The Math Behind Fashion Trends

By Shikha K. ’24

Fashion is not only an art but at its core, a form of mathematics. Without math, the fashion industry would cease to exist. At the surface, we only see how math plays a role in measurements, prices, and production, but from a consumer standpoint, one of math’s most important roles is fashion trend forecasting. Even those who claim they do not care about trends rely on the use of fashion forecasting when purchasing clothes. Fashion trend forecasting is centered around the predictions of what patterns, colors, textures, and other elements of fashion will come into style across numerous markets. These predictions are directly tied to the analysis of data from previous fashion seasons and trends. Inevitably, all fashion trends circulate throughout recent years. Items are often inspired by notable trends from previous decades, like bell-bottom jeans from the 60s and 70s and tie-dye from the 80s and 90s. 

Fashion forecasting usually uses consumer data as well as pop culture and lifestyle trends to predict fads These trends are organized using mood boards, which are visual tools used to map out forecasters’ and designers’ ideas. Costuming in movies and shows, celebrities, and popular aesthetics all play a major role in how many people dress, and forecasters rely heavily on these factors.  The process often starts with a consideration of the season; for example, most American consumers are not going to be buying tank tops during the winter months. Since forecasting often happens up to  two years before styles hit the market, this is crucial. Color forecasting is also essential. This can be more difficult, as color palettes can change, but there are often patterns based on the demographic a style is targeting. Certain colors trigger an emotional response to a product for certain groups. For example, red and black often give a sense of power to business audiences. Another element that determines trends is the production of new fabrics. Depending on what sorts of textiles are available, fashion forecasters can predict the sorts of designs that may be created by those fabrics. Fashion forecasters also look to the latest influential cultural figures, who are often “trendsetters”.

Fashion forecasting is usually conducted by agencies or large companies themselves, like Nordstrom, Bloomingdale’s, and other stores in the industry. Since designers often use other designs as a precedent, certain styles become popular throughout the fashion industry, which can create trends. Trends that are determined by fashion forecasting are frequently  divided into sections based on the audience; there is runway/high-end fashion, street style, business styles, etc.
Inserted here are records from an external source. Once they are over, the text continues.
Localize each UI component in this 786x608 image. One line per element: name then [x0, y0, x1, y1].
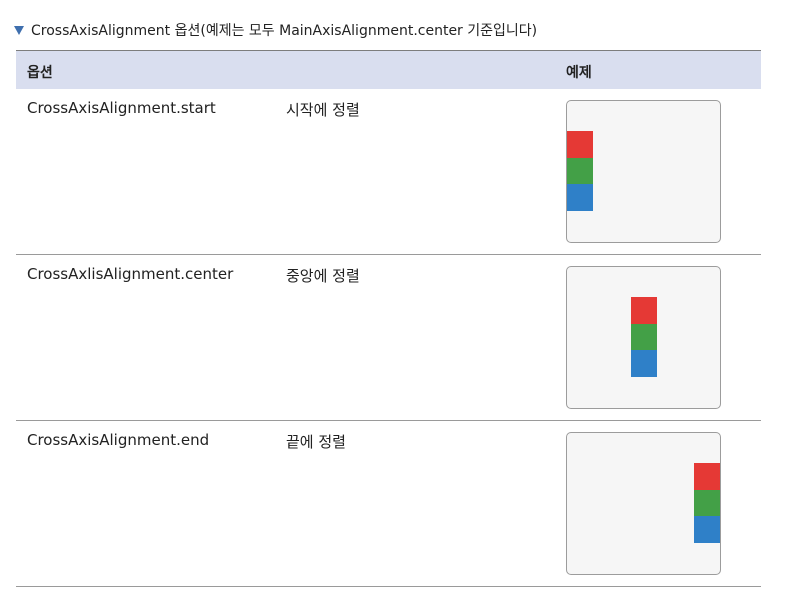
caption-text: CrossAxisAlignment 옵션(예제는 모두 MainAxisAli…	[31, 23, 538, 39]
block-stack	[631, 297, 657, 378]
figure-caption: CrossAxisAlignment 옵션(예제는 모두 MainAxisAli…	[14, 19, 537, 41]
red-block	[567, 131, 593, 158]
alignment-table: 옵션 예제 CrossAxisAlignment.start 시작에 정렬 Cr…	[16, 50, 761, 587]
green-block	[631, 323, 657, 351]
blue-block	[567, 184, 593, 212]
example-box	[566, 266, 721, 409]
block-stack	[694, 463, 720, 544]
header-option: 옵션	[27, 65, 53, 81]
example-box	[566, 432, 721, 575]
option-name: CrossAxlisAlignment.center	[27, 265, 234, 283]
red-block	[694, 463, 720, 490]
green-block	[567, 157, 593, 185]
header-example: 예제	[566, 65, 592, 81]
table-row: CrossAxlisAlignment.center 중앙에 정렬	[16, 255, 761, 421]
triangle-down-icon	[14, 26, 24, 35]
option-name: CrossAxisAlignment.start	[27, 99, 216, 117]
blue-block	[631, 350, 657, 378]
option-description: 시작에 정렬	[286, 101, 360, 119]
blue-block	[694, 516, 720, 544]
green-block	[694, 489, 720, 517]
block-stack	[567, 131, 593, 212]
option-description: 중앙에 정렬	[286, 267, 360, 285]
table-header: 옵션 예제	[16, 50, 761, 89]
option-name: CrossAxisAlignment.end	[27, 431, 210, 449]
table-row: CrossAxisAlignment.end 끝에 정렬	[16, 421, 761, 587]
red-block	[631, 297, 657, 324]
table-row: CrossAxisAlignment.start 시작에 정렬	[16, 89, 761, 255]
example-box	[566, 100, 721, 243]
option-description: 끝에 정렬	[286, 433, 346, 451]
In 2020, some of the trends that were forecasted to dominate the runway were colored leather, puffed sleeves, suits, and sets, but the trends ruling the younger demographic have been very different. Mom jeans, small purses, totes, and Y2Kfashion have made a return, as well as the rebirth of the “preppy” style, reminiscent of the previous decades. These aren’t new styles but have been reimagined to introduce a new decade of fashion, and right there, at the intersection of math and fashion, is fashion forecasting.